Does Egypt need to go back to the IMF for another round of funding? That’s obviously a decision for the government. But I think the program will come to an end and not be renewed and I don’t think Egypt needs to or will go back to the IMF for another round of funding. But the relationship might continue in the form of regular engagement with the IMF, or something along those lines. This is something that investors would welcome, and some have broached the topic of having some form of continued engagement with the IMF.

On the wider economy, I expect Egypt to continue to perform strongly this year, especially with further interest rate cuts to come in 2H2019. The government is projecting GDP growth of 5.6% in FY2018-19. Hopefully, the rate cuts should spur corporates to start investing for the long term. Other factors we see as continuing to drive growth include the gradual recovery in consumer spending, the recovery in tourism and other sources of FX, and obviously Egypt having a net surplus of gas production as well.

FDI is the missing component for Egypt: We need to ask ourselves, on a macro level, what’s the missing component in Egypt’s value proposition? We are good at attracting investors in terms of portfolio inflows and fixed income investors. What has been thus far lacking is the ability to attract longer-term foreign direct investment (FDI) outside the oil and gas industry.

Egypt ranks high on top of the list of economies that we cover in terms of macro development and investment opportunities. And again, this is driven by the success of the reform program, which has put the economy on a solid growth path There is a pipeline of potential transactions that should be coming to the market this year and next year, either through the government’s privatization program or private companies looking to access capital markets.

When will the privatization program restart? I would argue that it already has started. Today, you have a number of companies that have already been picked and mandated, and banks have been working on them for quite some time. I think the next step is to start bringing those companies to market and that will depend on market conditions moving in the right direction.

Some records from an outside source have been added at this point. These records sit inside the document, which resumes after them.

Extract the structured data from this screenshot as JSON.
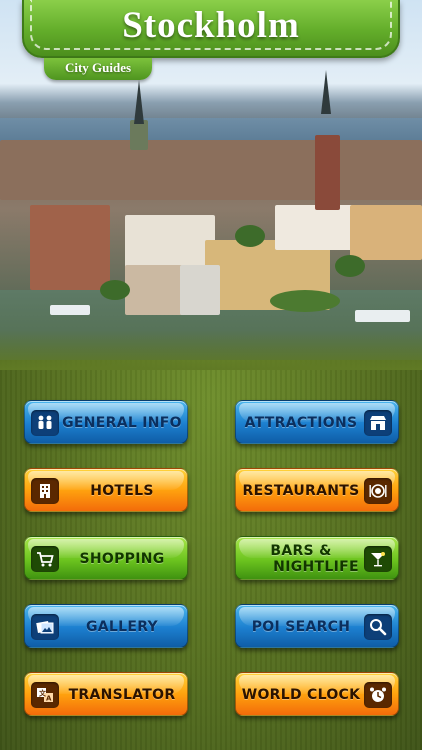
{
  "header": {
    "title": "Stockholm",
    "subtitle": "City Guides"
  },
  "menu": {
    "general_info": "GENERAL INFO",
    "attractions": "ATTRACTIONS",
    "hotels": "HOTELS",
    "restaurants": "RESTAURANTS",
    "shopping": "SHOPPING",
    "bars_nightlife_line1": "BARS &",
    "bars_nightlife_line2": "NIGHTLIFE",
    "gallery": "GALLERY",
    "poi_search": "POI SEARCH",
    "translator": "TRANSLATOR",
    "world_clock": "WORLD CLOCK"
  },
  "icons": {
    "general_info": "people-icon",
    "attractions": "storefront-icon",
    "hotels": "building-icon",
    "restaurants": "plate-cutlery-icon",
    "shopping": "cart-icon",
    "bars_nightlife": "cocktail-icon",
    "gallery": "photos-icon",
    "poi_search": "magnifier-icon",
    "translator": "translate-icon",
    "world_clock": "alarm-clock-icon"
  },
  "colors": {
    "banner_green": "#63ad2a",
    "button_blue": "#1c7fcf",
    "button_orange": "#ffa20e",
    "button_green": "#6cc41f"
  }
}
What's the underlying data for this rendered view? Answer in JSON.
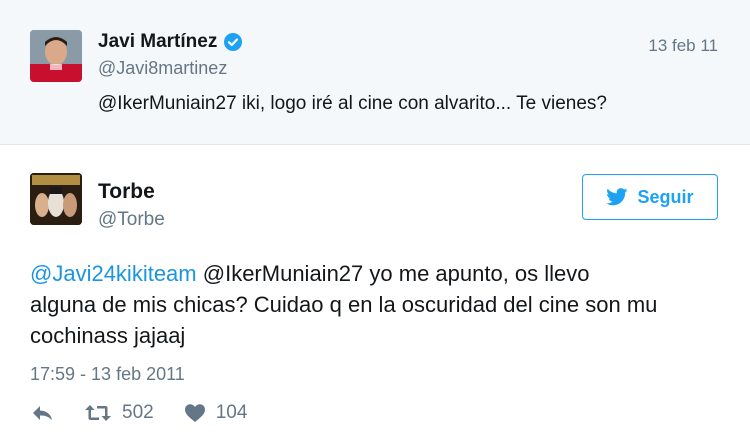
{
  "quoted_tweet": {
    "name": "Javi Martínez",
    "handle": "@Javi8martinez",
    "date": "13 feb 11",
    "text": "@IkerMuniain27 iki, logo iré al cine con alvarito... Te vienes?",
    "verified_icon": "verified-badge-icon"
  },
  "tweet": {
    "name": "Torbe",
    "handle": "@Torbe",
    "follow_label": "Seguir",
    "text_mention_1": "@Javi24kikiteam",
    "text_mention_2": "@IkerMuniain27",
    "text_line_1_rest": " yo me apunto, os llevo",
    "text_line_2": "alguna de mis chicas? Cuidao q en la oscuridad del cine son mu",
    "text_line_3": "cochinass jajaaj",
    "timestamp": "17:59 - 13 feb 2011",
    "retweets": "502",
    "likes": "104"
  },
  "colors": {
    "accent": "#1da1f2",
    "mention": "#1b95e0",
    "muted": "#657786",
    "quoted_bg": "#f5f8fa"
  }
}
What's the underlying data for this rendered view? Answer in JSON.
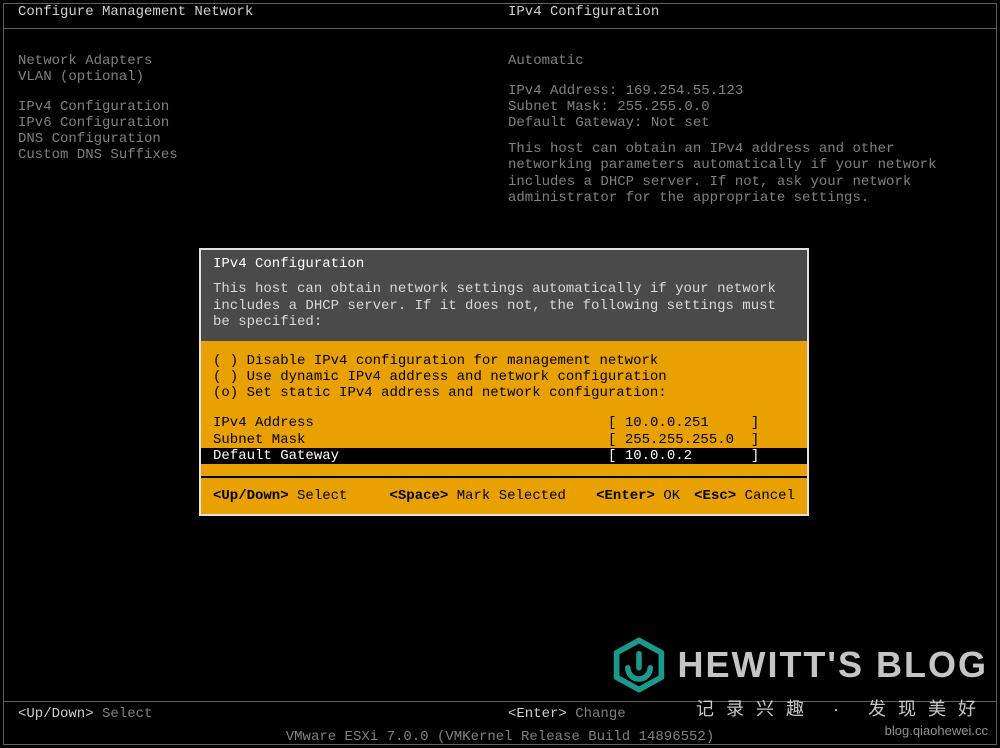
{
  "header": {
    "left": "Configure Management Network",
    "right": "IPv4 Configuration"
  },
  "left_menu": {
    "group1": [
      "Network Adapters",
      "VLAN (optional)"
    ],
    "group2": [
      "IPv4 Configuration",
      "IPv6 Configuration",
      "DNS Configuration",
      "Custom DNS Suffixes"
    ]
  },
  "right_panel": {
    "mode": "Automatic",
    "lines": [
      "IPv4 Address: 169.254.55.123",
      "Subnet Mask: 255.255.0.0",
      "Default Gateway: Not set"
    ],
    "paragraph": "This host can obtain an IPv4 address and other networking parameters automatically if your network includes a DHCP server. If not, ask your network administrator for the appropriate settings."
  },
  "dialog": {
    "title": "IPv4 Configuration",
    "description": "This host can obtain network settings automatically if your network includes a DHCP server. If it does not, the following settings must be specified:",
    "options": [
      {
        "marker": "( )",
        "label": "Disable IPv4 configuration for management network"
      },
      {
        "marker": "( )",
        "label": "Use dynamic IPv4 address and network configuration"
      },
      {
        "marker": "(o)",
        "label": "Set static IPv4 address and network configuration:"
      }
    ],
    "fields": [
      {
        "label": "IPv4 Address",
        "value": "10.0.0.251",
        "selected": false
      },
      {
        "label": "Subnet Mask",
        "value": "255.255.255.0",
        "selected": false
      },
      {
        "label": "Default Gateway",
        "value": "10.0.0.2",
        "selected": true
      }
    ],
    "footer": {
      "updown_key": "<Up/Down>",
      "updown_label": "Select",
      "space_key": "<Space>",
      "space_label": "Mark Selected",
      "enter_key": "<Enter>",
      "enter_label": "OK",
      "esc_key": "<Esc>",
      "esc_label": "Cancel"
    }
  },
  "bottom": {
    "left_key": "<Up/Down>",
    "left_label": "Select",
    "right_key": "<Enter>",
    "right_label": "Change"
  },
  "version": "VMware ESXi 7.0.0 (VMKernel Release Build 14896552)",
  "watermark": {
    "title": "HEWITT'S BLOG",
    "sub": "记录兴趣 · 发现美好",
    "url": "blog.qiaohewei.cc"
  }
}
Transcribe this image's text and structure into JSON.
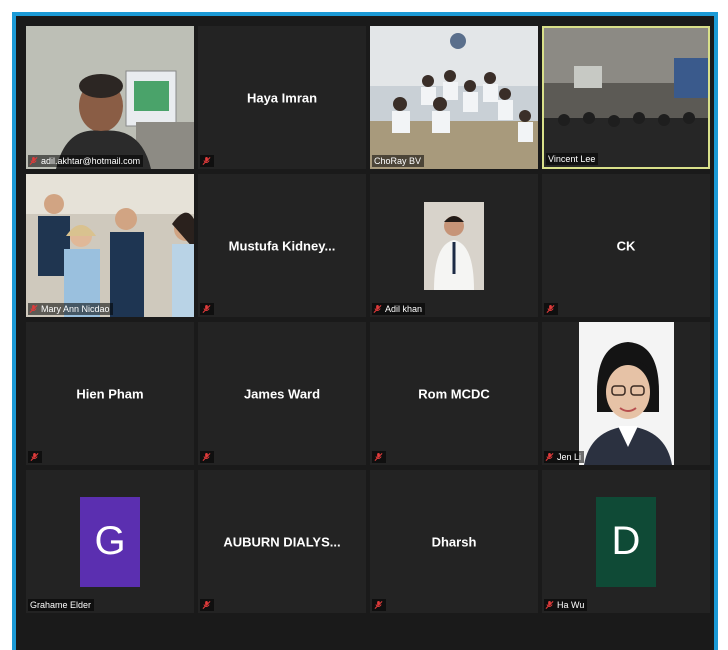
{
  "participants": [
    {
      "name": "Haya Imran"
    },
    {
      "name": "Mustufa  Kidney..."
    },
    {
      "name": "CK"
    },
    {
      "name": "Hien Pham"
    },
    {
      "name": "James Ward"
    },
    {
      "name": "Rom MCDC"
    },
    {
      "name": "AUBURN  DIALYS..."
    },
    {
      "name": "Dharsh"
    }
  ],
  "video_tiles": [
    {
      "label": "adil.akhtar@hotmail.com"
    },
    {
      "label": "ChoRay BV"
    },
    {
      "label": "Vincent Lee"
    },
    {
      "label": "Mary Ann Nicdao"
    },
    {
      "label": "Adil khan"
    },
    {
      "label": "Jen Li"
    }
  ],
  "avatar_tiles": [
    {
      "initial": "G",
      "label": "Grahame Elder",
      "color": "#5b2fb0"
    },
    {
      "initial": "D",
      "label": "Ha Wu",
      "color": "#0f4a36"
    }
  ],
  "colors": {
    "frame_border": "#1c9ad6",
    "tile_bg": "#232323",
    "active_speaker": "#d9e08a",
    "mic_muted": "#e03b3b"
  }
}
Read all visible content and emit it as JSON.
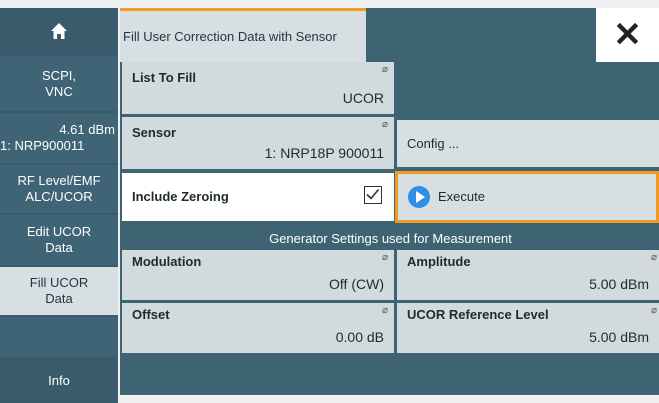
{
  "sidebar": {
    "items": [
      {
        "label": "",
        "icon": "home-icon"
      },
      {
        "line1": "SCPI,",
        "line2": "VNC"
      },
      {
        "line1": "4.61 dBm",
        "line2": "1: NRP900011"
      },
      {
        "line1": "RF Level/EMF",
        "line2": "ALC/UCOR"
      },
      {
        "line1": "Edit UCOR",
        "line2": "Data"
      },
      {
        "line1": "Fill UCOR",
        "line2": "Data"
      },
      {
        "line1": "",
        "line2": ""
      },
      {
        "line1": "Info",
        "line2": ""
      }
    ]
  },
  "dialog": {
    "title": "Fill User Correction Data with Sensor",
    "close_label": "✕"
  },
  "fields": {
    "list_to_fill": {
      "label": "List To Fill",
      "value": "UCOR"
    },
    "sensor": {
      "label": "Sensor",
      "value": "1: NRP18P 900011"
    },
    "config": {
      "label": "Config ..."
    },
    "include_zeroing": {
      "label": "Include Zeroing",
      "checked": true
    },
    "execute": {
      "label": "Execute"
    }
  },
  "generator_settings": {
    "header": "Generator Settings used for Measurement",
    "modulation": {
      "label": "Modulation",
      "value": "Off (CW)"
    },
    "amplitude": {
      "label": "Amplitude",
      "value": "5.00 dBm"
    },
    "offset": {
      "label": "Offset",
      "value": "0.00 dB"
    },
    "ucor_reference_level": {
      "label": "UCOR Reference Level",
      "value": "5.00 dBm"
    }
  },
  "colors": {
    "accent": "#f29b1e",
    "sidebar": "#3f6475",
    "execute_icon": "#2d8ee8"
  }
}
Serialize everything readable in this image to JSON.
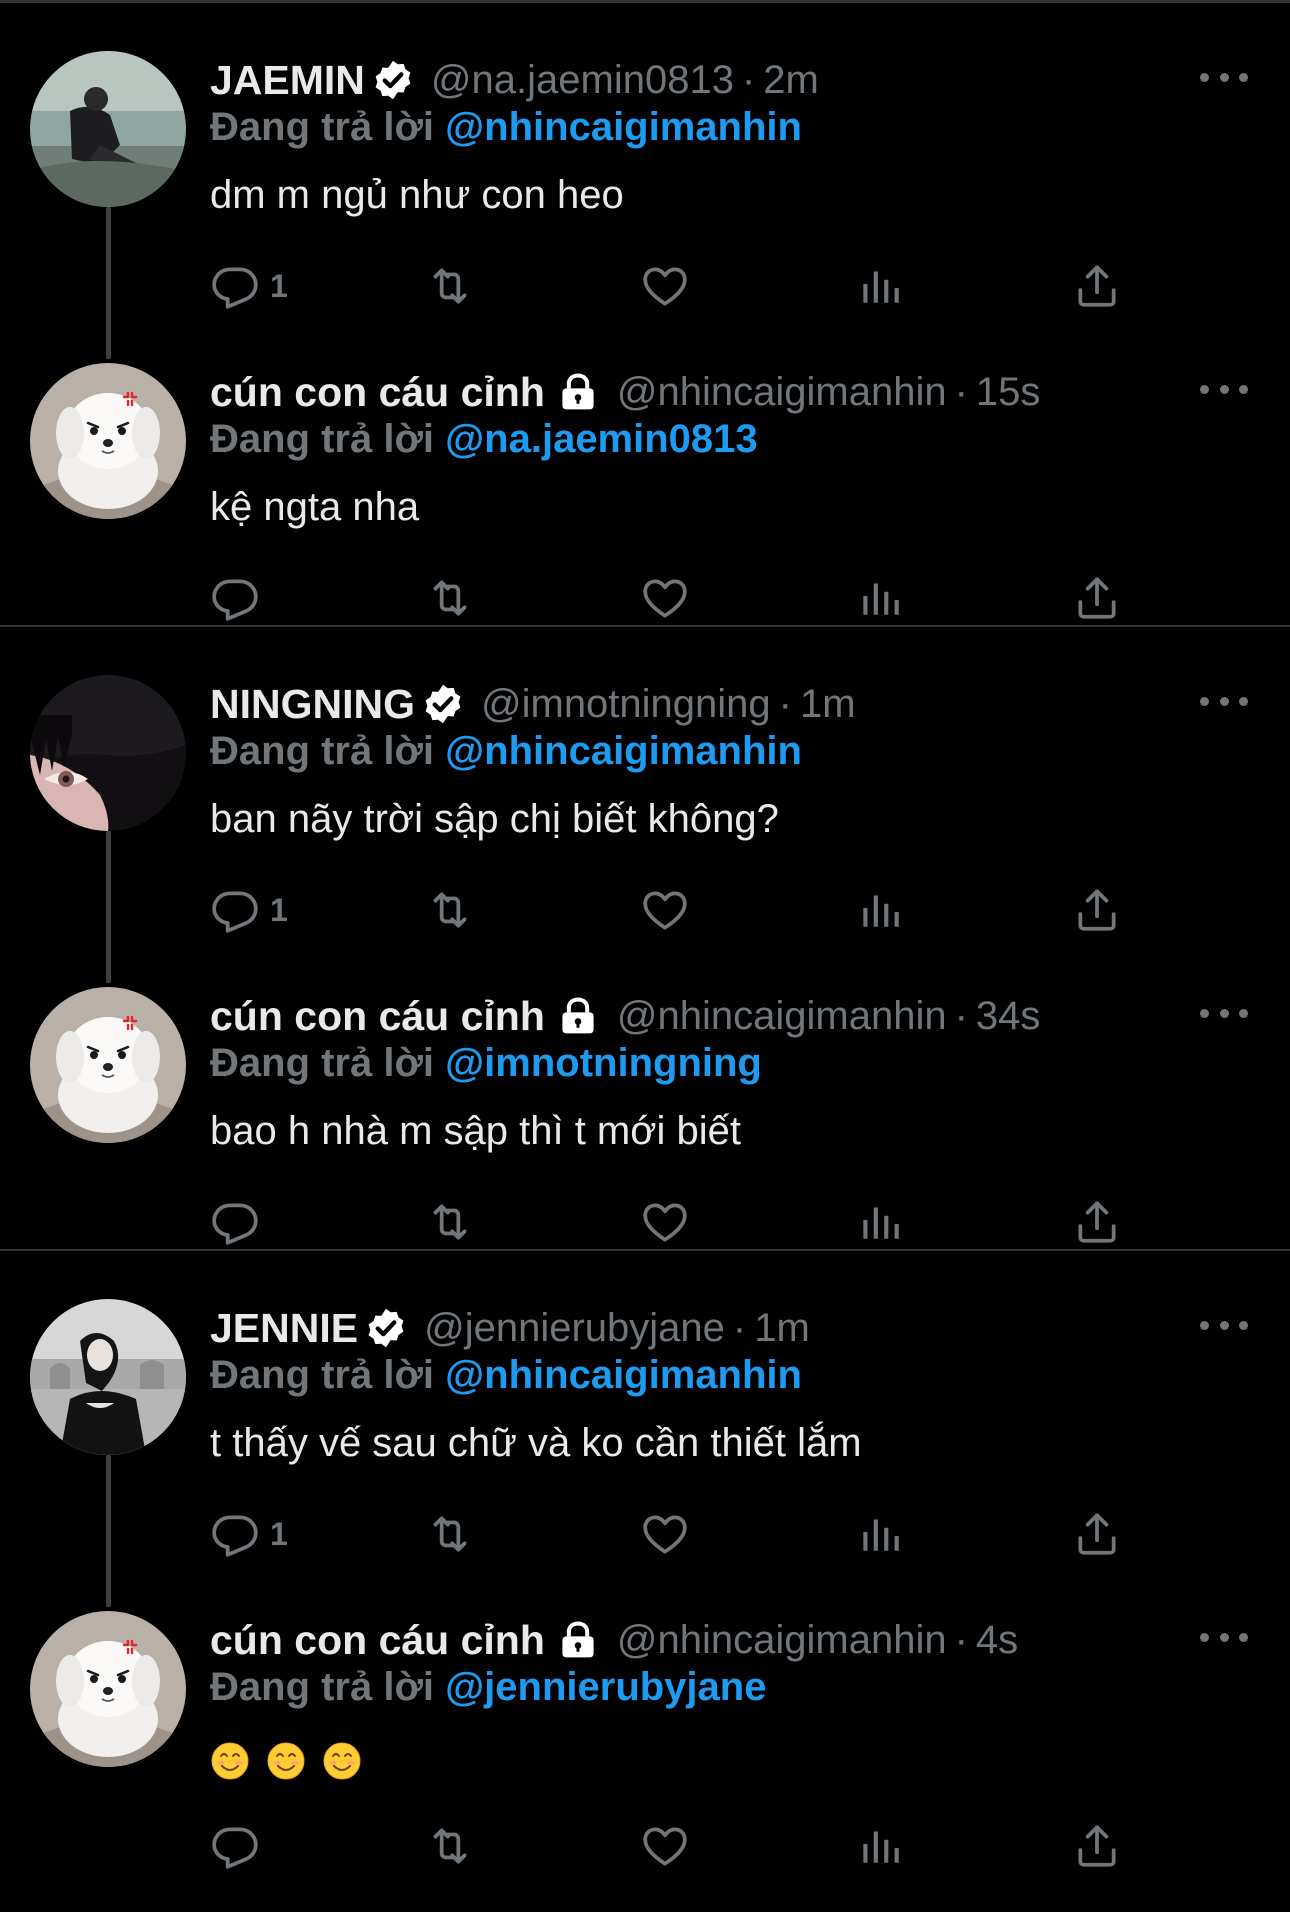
{
  "reply_prefix": "Đang trả lời",
  "colors": {
    "background": "#000000",
    "text": "#e7e9ea",
    "muted": "#71767b",
    "accent": "#1d9bf0",
    "divider": "#2f3336"
  },
  "threads": [
    {
      "parent": {
        "name": "JAEMIN",
        "verified": true,
        "handle": "@na.jaemin0813",
        "time": "2m",
        "reply_to": "@nhincaigimanhin",
        "text": "dm m ngủ như con heo",
        "reply_count": "1",
        "avatar": "person-sitting-photo"
      },
      "reply": {
        "name": "cún con cáu cỉnh",
        "protected": true,
        "handle": "@nhincaigimanhin",
        "time": "15s",
        "reply_to": "@na.jaemin0813",
        "text": "kệ ngta nha",
        "reply_count": "",
        "avatar": "white-puppy-photo"
      }
    },
    {
      "parent": {
        "name": "NINGNING",
        "verified": true,
        "handle": "@imnotningning",
        "time": "1m",
        "reply_to": "@nhincaigimanhin",
        "text": "ban nãy trời sập chị biết không?",
        "reply_count": "1",
        "avatar": "woman-eye-closeup-photo"
      },
      "reply": {
        "name": "cún con cáu cỉnh",
        "protected": true,
        "handle": "@nhincaigimanhin",
        "time": "34s",
        "reply_to": "@imnotningning",
        "text": "bao h nhà m sập thì t mới biết",
        "reply_count": "",
        "avatar": "white-puppy-photo"
      }
    },
    {
      "parent": {
        "name": "JENNIE",
        "verified": true,
        "handle": "@jennierubyjane",
        "time": "1m",
        "reply_to": "@nhincaigimanhin",
        "text": "t thấy vế sau chữ và ko cần thiết lắm",
        "reply_count": "1",
        "avatar": "woman-monochrome-photo"
      },
      "reply": {
        "name": "cún con cáu cỉnh",
        "protected": true,
        "handle": "@nhincaigimanhin",
        "time": "4s",
        "reply_to": "@jennierubyjane",
        "text": "",
        "emojis": [
          "smiling-face-emoji",
          "smiling-face-emoji",
          "smiling-face-emoji"
        ],
        "reply_count": "",
        "avatar": "white-puppy-photo"
      }
    }
  ]
}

I think the IPO outlook this year is very good, especially with the number of private and public sector listings coming to market in 2019 and 2020. There is a number of quality and sizeable offerings which should be a boost to the market. Hopefully we should see increased investor interest driven by the quality as well as the size of the issuances.

We’ll continue to see M&A driven by both strategic and financial interest across a multitude of sectors, but especially around consumer stories. This includes healthcare, education, non-banking financial services, food and beverages, etc. I think we’ll see a good M&A pipeline this year.

Consumer-facing sectors will continue to outperform this year. I would add the industrial sector, as these benefit from a number of key characteristics in terms of their ability to export and compete. I don’t see a certain sector that is likely to underperform.

On the emerging markets front, I think that the US Federal Reserve’s less aggressive stance on interest rate hikes has definitely helped sentiment around EM. With the current Fed signaling, there has been a recovery in emerging markets and investors are again deploying capital and we clearly see that year-to-date in the solid performance of emerging markets.

Cautiously optimistic that there won’t be another EM zombie apocalypse: At the end of the day, we are cautiously optimistic. It’s a wait-and-see game. There are a number of significant uncertainties in the global economy — the US-China trade war, Brexit, softening of growth in China — and these are all global factors that affect sentiment and impact how markets perform.

As far as other emerging markets are concerned, we like strong growth. We think South Africa can get a lift assuming the President Cyril Ramaphosa does well in this year’s elections. Pakistan could become a very interesting market if it gets an IMF program to support it.